Now check for the same row in the fit table:

            rss    p_value                   weights status
1  2.753318e-08 0.94373890          52 / 22.9 / 25.1   PASS

Model 1 (3-way mixture): This shows the estimated ancestry proportions in the order of sources listed:

  • 52.0% Russia_Samara_HG.AG (Eastern Hunter-Gatherer ancestry)
  • 22.9% Georgia_Kotias_Mesolithic.SG (Caucasus Hunter-Gatherer-related ancestry)
  • 25.1% Iran_HajjiFiruz_N.AG (Iranian Neolithic farmer-related ancestry)

Understanding the Statistics:

  • rss (Residual Sum of Squares): 2.75 × 10⁻⁸, extremely low, indicating excellent fit
  • p-value: 0.94, well above the 0.05 threshold, meaning the residuals are statistically insignificant
  • status: PASS, the model successfully explains the target’s f4-statistics

This model shows a very high p-value (0.94), indicating the residuals are not statistically distinguishable from zero, meaning this model excellently explains the observed f4-statistics. The extremely high p-value suggests this is a robust model that captures the ancestry composition well.

Comparison with qpAdm

The p-values from this script may differ slightly from qpAdm results for the same model. This occurs because the two methods, while based on the same f4-statistic framework, use different computational implementations and potentially different handling of the covariance matrix. The script uses quadratic programming with explicit non-negativity constraints, whereas qpAdm uses weighted least squares that can sometimes produce small negative weights before they’re resolved.

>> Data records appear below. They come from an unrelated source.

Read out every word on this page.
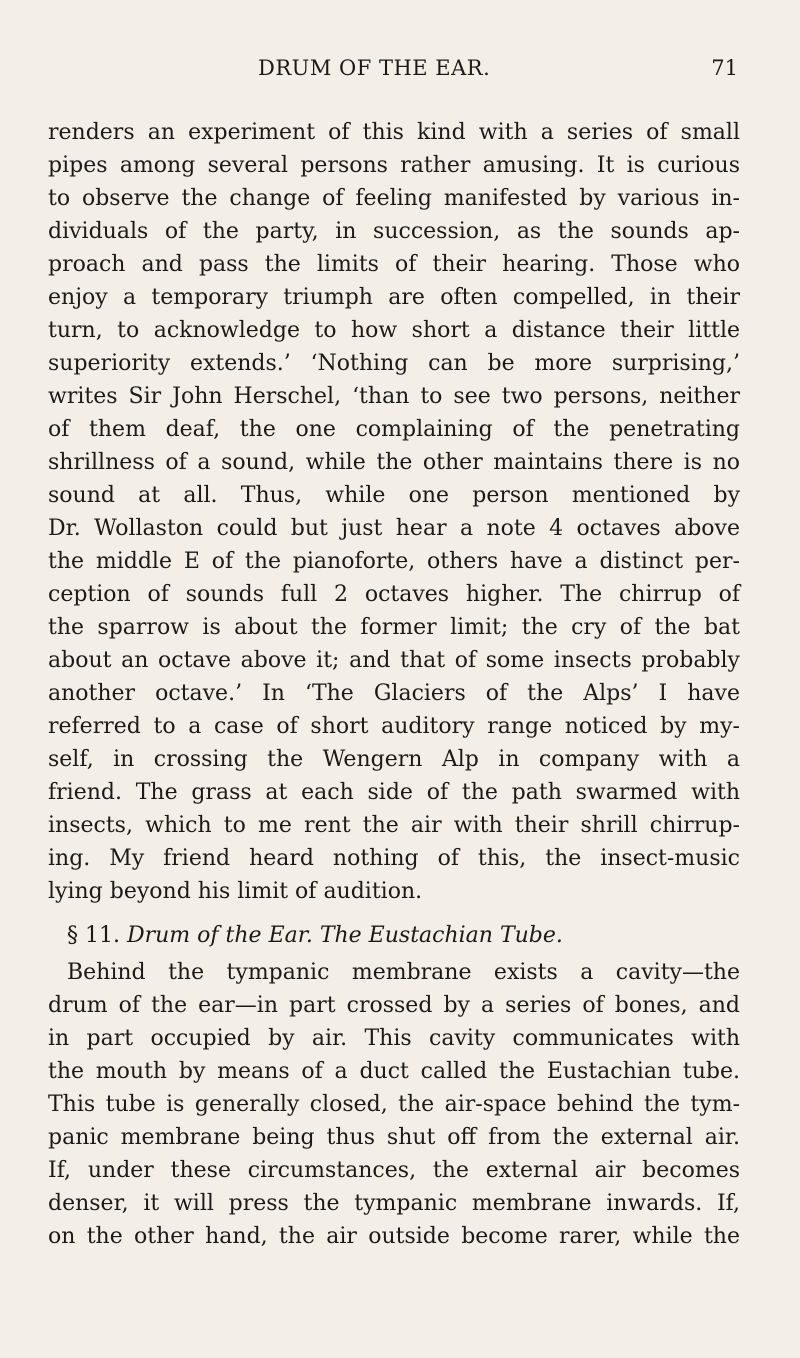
DRUM OF THE EAR.	71
renders an experiment of this kind with a series of small
pipes among several persons rather amusing. It is curious
to observe the change of feeling manifested by various in-
dividuals of the party, in succession, as the sounds ap-
proach and pass the limits of their hearing. Those who
enjoy a temporary triumph are often compelled, in their
turn, to acknowledge to how short a distance their little
superiority extends.’ ‘Nothing can be more surprising,’
writes Sir John Herschel, ‘than to see two persons, neither
of them deaf, the one complaining of the penetrating
shrillness of a sound, while the other maintains there is no
sound at all. Thus, while one person mentioned by
Dr. Wollaston could but just hear a note 4 octaves above
the middle E of the pianoforte, others have a distinct per-
ception of sounds full 2 octaves higher. The chirrup of
the sparrow is about the former limit; the cry of the bat
about an octave above it; and that of some insects probably
another octave.’ In ‘The Glaciers of the Alps’ I have
referred to a case of short auditory range noticed by my-
self, in crossing the Wengern Alp in company with a
friend. The grass at each side of the path swarmed with
insects, which to me rent the air with their shrill chirrup-
ing. My friend heard nothing of this, the insect-music
lying beyond his limit of audition.
§ 11. Drum of the Ear. The Eustachian Tube.
Behind the tympanic membrane exists a cavity—the
drum of the ear—in part crossed by a series of bones, and
in part occupied by air. This cavity communicates with
the mouth by means of a duct called the Eustachian tube.
This tube is generally closed, the air-space behind the tym-
panic membrane being thus shut off from the external air.
If, under these circumstances, the external air becomes
denser, it will press the tympanic membrane inwards. If,
on the other hand, the air outside become rarer, while the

Ideally, you should validate promising models from this script against qpAdm to ensure consistency. However, it’s worth noting that occasionally the same source combination will yield slightly different ancestry proportions between the two methods, or qpAdm may produce small negative weights where this script does not (or vice versa). This doesn’t necessarily mean one model is “wrong”; rather, it reflects differences in how the two algorithms handle the constraint optimization and weight the reference populations in the regression.

If you encounter models with vastly different results between methods, this is a signal to examine your reference set more carefully and consider whether additional or alternative references might better anchor the model.